Milan Sekera

Personal information
- Full name: Milan Sekera
- Date of birth: 14 February 2002 (age 24)
- Place of birth: Slovakia
- Height: 1.86 m (6 ft 1 in)
- Position: Right back

Team information
- Current team: Dynamo Malženice
- Number: 2

Youth career
- Lokomotíva Trnava
- 2014–2020: Spartak Trnava

Senior career*
- Years: Team / Apps / (Gls)
- 2020−2021: Spartak Trnava / 3 / (0)
- 2021-2022: FC Slovan Galanta / ? / (?)
- 2022-2025: FK Rača / 15 / (1)
- 2025–: Dynamo Malženice / 8 / (0)

= Milan Sekera =

Slovak footballer

Milan Sekera (born 14 February 2002) is a Slovak footballer who plays for 2. Liga club OFK Dynamo Malženice as a right back.

==Club career==
When Sekera was 15 years old he went on trial at Juventus FC.

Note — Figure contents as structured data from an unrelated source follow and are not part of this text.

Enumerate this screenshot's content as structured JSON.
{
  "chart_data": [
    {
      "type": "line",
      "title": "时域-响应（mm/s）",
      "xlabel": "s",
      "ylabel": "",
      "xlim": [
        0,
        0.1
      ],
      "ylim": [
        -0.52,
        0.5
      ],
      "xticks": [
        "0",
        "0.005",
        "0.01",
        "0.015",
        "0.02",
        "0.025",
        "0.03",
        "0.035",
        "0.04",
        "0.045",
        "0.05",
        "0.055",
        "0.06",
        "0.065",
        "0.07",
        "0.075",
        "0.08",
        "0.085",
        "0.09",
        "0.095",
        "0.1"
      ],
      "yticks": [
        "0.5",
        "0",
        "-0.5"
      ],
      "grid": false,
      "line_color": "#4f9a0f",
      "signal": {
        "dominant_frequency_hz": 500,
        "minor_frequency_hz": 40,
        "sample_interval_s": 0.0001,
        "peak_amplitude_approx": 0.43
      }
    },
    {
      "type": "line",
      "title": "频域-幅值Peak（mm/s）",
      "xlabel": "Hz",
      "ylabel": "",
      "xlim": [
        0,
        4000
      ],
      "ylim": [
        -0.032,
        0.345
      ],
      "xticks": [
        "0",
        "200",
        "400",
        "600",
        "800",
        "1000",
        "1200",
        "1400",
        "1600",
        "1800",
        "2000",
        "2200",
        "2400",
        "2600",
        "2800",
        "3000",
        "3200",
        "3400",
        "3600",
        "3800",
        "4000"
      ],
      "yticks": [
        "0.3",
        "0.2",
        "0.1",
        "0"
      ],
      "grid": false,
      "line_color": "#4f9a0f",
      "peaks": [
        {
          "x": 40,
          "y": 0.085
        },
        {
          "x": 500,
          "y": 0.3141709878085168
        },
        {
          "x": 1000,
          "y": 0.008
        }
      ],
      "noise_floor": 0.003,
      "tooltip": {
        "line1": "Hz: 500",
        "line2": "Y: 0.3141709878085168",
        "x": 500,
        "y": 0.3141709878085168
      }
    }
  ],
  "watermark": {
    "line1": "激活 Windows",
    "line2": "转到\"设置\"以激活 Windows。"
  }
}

Sekera made his professional Fortuna Liga debut for Spartak Trnava against MŠK Žilina on 14 June 2020. He came on as a substitute in the 81st minute, but was not able to make an impact in a 2–1 loss.

Altogether he made 3 appearances for Spartak before joining FC Slovan Galanta.

In 2025, Sekera joined 2. Liga club OFK Dynamo Malženice. He made his debut in a 2–1 win against OFK Baník Lehota pod Vtáčnikom, starting the match and playing until the 54th minute.